Nous avons croisé Barbuda, Saint-Barthélemy, Saba, Saint-Martin. C'est notre dernière nuit de navigation, loin de tout, de la ville, du bruit, de la pollution, des voitures, de la télé et, aussi, de la famille et des amis. Seuls comptent le vent, la mer, le soleil et les étoiles. 

Dimanche 13/02

A l'horizon se profile Virgin Gorda. 18 h : accostage et premier pied sur terre. A la recherche d'un équilibre, j'ai quelques difficultés à marcher. J’ai le mal de terre ! Le bateau semble trop tranquille. Il n'est pas à sa place, dans un port. Il lui faut du mouvement, de la vie.

En conclusion après environ quatre mille cinq cents milles marins, soit prés de huit mille trois cents kilomètres, trente-deux jours de mer, vingt-quatre heures de mal de mer, dix jours de tempête, trois bonites, un tazard, une dorade coryphène péchés et mangés, cela va de soi, des mouettes, des pétrels, des pailles en queue, des labbes, des méduses voilier ou cavalier portugais, des dauphins, et des poissons volants observés, des milliers d'étoiles admirées pendant environ cent trente heures de quart, vous avez un homme comblé de bonheur!

Nous n'aurons pas le temps de faire du tourisme car le catamaran doit être livré jeudi.
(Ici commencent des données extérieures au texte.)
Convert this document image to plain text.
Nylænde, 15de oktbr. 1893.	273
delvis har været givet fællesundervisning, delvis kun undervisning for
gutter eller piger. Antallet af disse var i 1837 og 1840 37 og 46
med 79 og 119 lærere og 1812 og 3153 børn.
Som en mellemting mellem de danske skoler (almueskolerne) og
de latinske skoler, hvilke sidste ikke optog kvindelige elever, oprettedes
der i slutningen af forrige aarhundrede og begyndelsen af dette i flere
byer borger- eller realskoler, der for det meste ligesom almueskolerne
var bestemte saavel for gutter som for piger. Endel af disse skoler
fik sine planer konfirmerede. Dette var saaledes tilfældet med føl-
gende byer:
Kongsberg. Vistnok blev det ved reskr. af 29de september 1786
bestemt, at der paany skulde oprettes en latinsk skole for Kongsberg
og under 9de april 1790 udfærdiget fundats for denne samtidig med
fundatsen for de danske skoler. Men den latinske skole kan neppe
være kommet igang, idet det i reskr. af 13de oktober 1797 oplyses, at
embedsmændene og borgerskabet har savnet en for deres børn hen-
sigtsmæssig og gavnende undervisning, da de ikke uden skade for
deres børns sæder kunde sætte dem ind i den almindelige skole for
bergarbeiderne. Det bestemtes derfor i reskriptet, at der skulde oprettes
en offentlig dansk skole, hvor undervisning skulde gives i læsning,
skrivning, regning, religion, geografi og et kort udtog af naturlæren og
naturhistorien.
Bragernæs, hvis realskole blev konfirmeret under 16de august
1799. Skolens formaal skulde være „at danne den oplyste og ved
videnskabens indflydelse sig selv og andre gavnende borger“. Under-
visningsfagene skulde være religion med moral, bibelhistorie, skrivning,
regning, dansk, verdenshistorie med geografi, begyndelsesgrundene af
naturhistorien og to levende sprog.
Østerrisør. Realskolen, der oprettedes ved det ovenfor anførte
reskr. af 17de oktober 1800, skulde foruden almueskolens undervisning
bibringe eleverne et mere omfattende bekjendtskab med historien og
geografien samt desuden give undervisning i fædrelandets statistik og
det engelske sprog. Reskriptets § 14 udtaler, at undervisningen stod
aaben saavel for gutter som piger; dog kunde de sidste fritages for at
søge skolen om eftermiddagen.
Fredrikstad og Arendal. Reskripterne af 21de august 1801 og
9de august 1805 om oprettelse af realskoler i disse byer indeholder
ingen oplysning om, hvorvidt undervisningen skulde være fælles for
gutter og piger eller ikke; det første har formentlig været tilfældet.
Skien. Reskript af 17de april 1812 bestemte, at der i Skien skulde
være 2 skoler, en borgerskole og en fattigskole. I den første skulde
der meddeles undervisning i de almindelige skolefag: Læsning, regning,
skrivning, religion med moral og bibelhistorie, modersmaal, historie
Nous passons l'essentiel de notre temps à nettoyer, à ranger et à décaper le voilier.

Le peu de temps restant sera utilisé dans les bureaux de l'immigration afin d'obtenir un visa d'entrée et de sortie du territoire des Iles Vierges Britanniques. Pour que je puisse entrer en République Dominicaine, je dois posséder un billet de retour en France. Je suis donc obligé d'acheter un billet d'avion à destination de la Guadeloupe!

Alain retourne en France pour prendre quelques jours de congé et attendre une nouvelle livraison. Un jour après je m’envole à destination de la République Dominicaine, prendre à mon tour des vacances jusqu’à fin avril.